USA Today Editorial: When the Immigration Debate Loses All Sense of Proportion

First a disclaimer: The USA Today editorial board does not agree with FAIR on immigration policies, and that’s okay. Nowadays, people are far too quick to demonize those who hold opinions that are different from their own. FAIR respects the right of people or editorial boards to be wrong.

Second, USA Today’s editorial board frequently invites FAIR to provide an opposing viewpoint when they run editorials on immigration matters, as they did in the January 24 edition of the paper. We appreciate that.

The point-counterpoint in the January 24 edition centered on an individual illegal alien whose story was recounted in a lengthy New Yorker article. A woman, identified only as Laura S., had come to the United States to get away from an abusive ex-husband. She was eventually deported back to Mexico. Tragically – and no one discounts the fact that it was a tragedy – Laura S. was killed by her ex.

FAIR contends that it was a consequence of Mexico’s callous neglect of its own citizens and its corrupt and failed justice system, and that the United States cannot reasonably be expected to provide protection to everyone in a dysfunctional personal relationship who lives in a country with a failed justice system.

USA Today argues that Laura’s death was a consequence of our decision to deport her – a weak argument, in our opinion, but not inherently objectionable. But then, their editorial veered from mere flawed logic to hyperbole. “Some argue that country-of-origin authorities — and not the United States — bear responsibility for these lost lives. Tell that to the hundreds of thousands of Jewish asylum seekers, turned away by America during the 1930s and 1940s, who perished in Nazi concentration camps,” states the editorial.

Comparisons to the Holocaust are bandied about all too casually and this is no exception. European Jews who were seeking asylum in the United States in the 1930s and 1940s were victims of religiously-motivated political persecution at the hands of an evil regime in Germany. By the 1940s, the political persecution had morphed into the largest genocide the world has ever witnessed. There is no valid analogy between a genocidal regime and an abusive spouse who could have been dealt with if the Mexican justice system had actually given a damn.
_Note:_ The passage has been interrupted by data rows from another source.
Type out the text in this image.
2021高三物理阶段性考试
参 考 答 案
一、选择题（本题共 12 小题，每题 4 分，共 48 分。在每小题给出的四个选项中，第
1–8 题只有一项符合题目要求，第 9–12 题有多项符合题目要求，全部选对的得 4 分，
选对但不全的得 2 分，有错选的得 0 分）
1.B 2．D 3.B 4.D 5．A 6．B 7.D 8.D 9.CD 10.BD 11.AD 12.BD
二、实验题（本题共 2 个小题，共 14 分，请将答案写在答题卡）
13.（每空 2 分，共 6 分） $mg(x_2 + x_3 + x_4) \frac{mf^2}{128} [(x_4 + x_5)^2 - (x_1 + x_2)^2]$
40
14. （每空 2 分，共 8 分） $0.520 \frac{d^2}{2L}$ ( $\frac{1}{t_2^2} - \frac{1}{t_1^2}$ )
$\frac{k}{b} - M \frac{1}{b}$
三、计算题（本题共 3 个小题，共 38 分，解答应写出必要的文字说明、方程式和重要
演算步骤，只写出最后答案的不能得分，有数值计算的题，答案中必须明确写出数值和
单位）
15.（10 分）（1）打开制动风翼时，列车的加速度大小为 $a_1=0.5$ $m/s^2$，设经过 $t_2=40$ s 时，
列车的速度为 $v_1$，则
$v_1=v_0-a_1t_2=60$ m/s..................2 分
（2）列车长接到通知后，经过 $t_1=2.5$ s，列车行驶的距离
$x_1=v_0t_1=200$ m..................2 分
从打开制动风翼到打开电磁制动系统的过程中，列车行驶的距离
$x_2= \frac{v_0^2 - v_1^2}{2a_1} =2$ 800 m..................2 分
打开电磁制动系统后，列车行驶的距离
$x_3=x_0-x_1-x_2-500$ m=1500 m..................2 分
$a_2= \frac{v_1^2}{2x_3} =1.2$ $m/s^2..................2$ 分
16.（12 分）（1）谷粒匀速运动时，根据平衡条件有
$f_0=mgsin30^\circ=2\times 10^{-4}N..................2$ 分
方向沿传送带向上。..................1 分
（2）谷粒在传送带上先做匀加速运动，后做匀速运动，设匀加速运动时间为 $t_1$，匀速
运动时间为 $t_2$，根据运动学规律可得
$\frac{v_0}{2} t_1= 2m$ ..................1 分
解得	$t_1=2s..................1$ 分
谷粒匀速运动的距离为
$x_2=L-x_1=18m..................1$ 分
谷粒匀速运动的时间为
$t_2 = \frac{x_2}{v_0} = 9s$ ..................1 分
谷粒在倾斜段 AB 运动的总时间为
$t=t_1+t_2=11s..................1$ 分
While it is impossible to entirely exclude emotions from political debates, it is all too easy to exclude ration. Whatever the issue, we would all do well to distinguish between opinions with which we disagree and those that are legitimately reprehensible. Likewise, no matter how passionately we feel about a particular issue, we would be wise to avoid mindless hyperbole in making our case.

About Author


Ira joined the Federation for American Immigration Reform (FAIR) in 1986 with experience as a journalist, professor of journalism, special assistant to Gov. Richard Lamm (Colorado), and press secretary of the House Defense Appropriations Subcommittee. His columns have appeared in National Review, LA Times, NY Times, Washington Post, Newsweek, and more. He is an experienced TV and radio commentator.


  1. avatar

    One thing that is being ignored is the fact that these people return to the same neighborhoods and towns which they claim to be unsafe. Because that apparently is one of the questions that judges ask when considering asylum, whether they moved elsewhere in their home country to escape danger. If one were to live in one of the violence ridden parts of Chicago, one should move. It may be difficult but why would you stay in that environment.

    Mexico complains that it’s drug addicts in the US who are fueling the grip that the drug cartels hold on that country, and all the chaos that ensues from that. Ok, fine. But you would think that they would WANT a wall or double layer fence to control the movement of drugs across the border. It would benefit both countries. The answer seems obvious. The cartels don’t want a barrier and the Mexican government fights against having one. Make a choice and decide which side you are on. And that would also include the American politicians who oppose a barrier.

  2. avatar

    One must compare oranges to oranges, not huge boulders (Holocaust) to peanuts (tragic loss of a single life due to Mexican disregard for justice). Another HUGE difference here is that Mexicans live in a free democratic society, having the ability to vote out/replace any undesirable elements of the government as is done in Canada. The Jews back then had NO SUCH option! If the Mexicans don’t care to roll up their sleeves, get busy and reform their country to mirror our way of life, WHY the heck should I care?

  3. avatar

    USA Today forgets who’s policies led to the refusal of the Jewish people attempting to escape the Holocaust. It was a very progressive democratic administration that made that decision. One led by a hero to the progressive left, FDR.

    I agree, Linda S’s murder is a tragedy, but not one born by the taxpayers of the United States. Fault of her death lies with the corrupt government and judicial system of that place south of our southern border. If not for the governmental corruption and rampant crime that create the economic turmoil causing the abject poverty there, Mexican citizens wouldn’t be streaming across the border.

    • avatar

      The sad thing is that here in California there is a huge percentage that are criminals in both countries and we don’t need more gang members and out and out criminals here. We have enough of our own to deal with.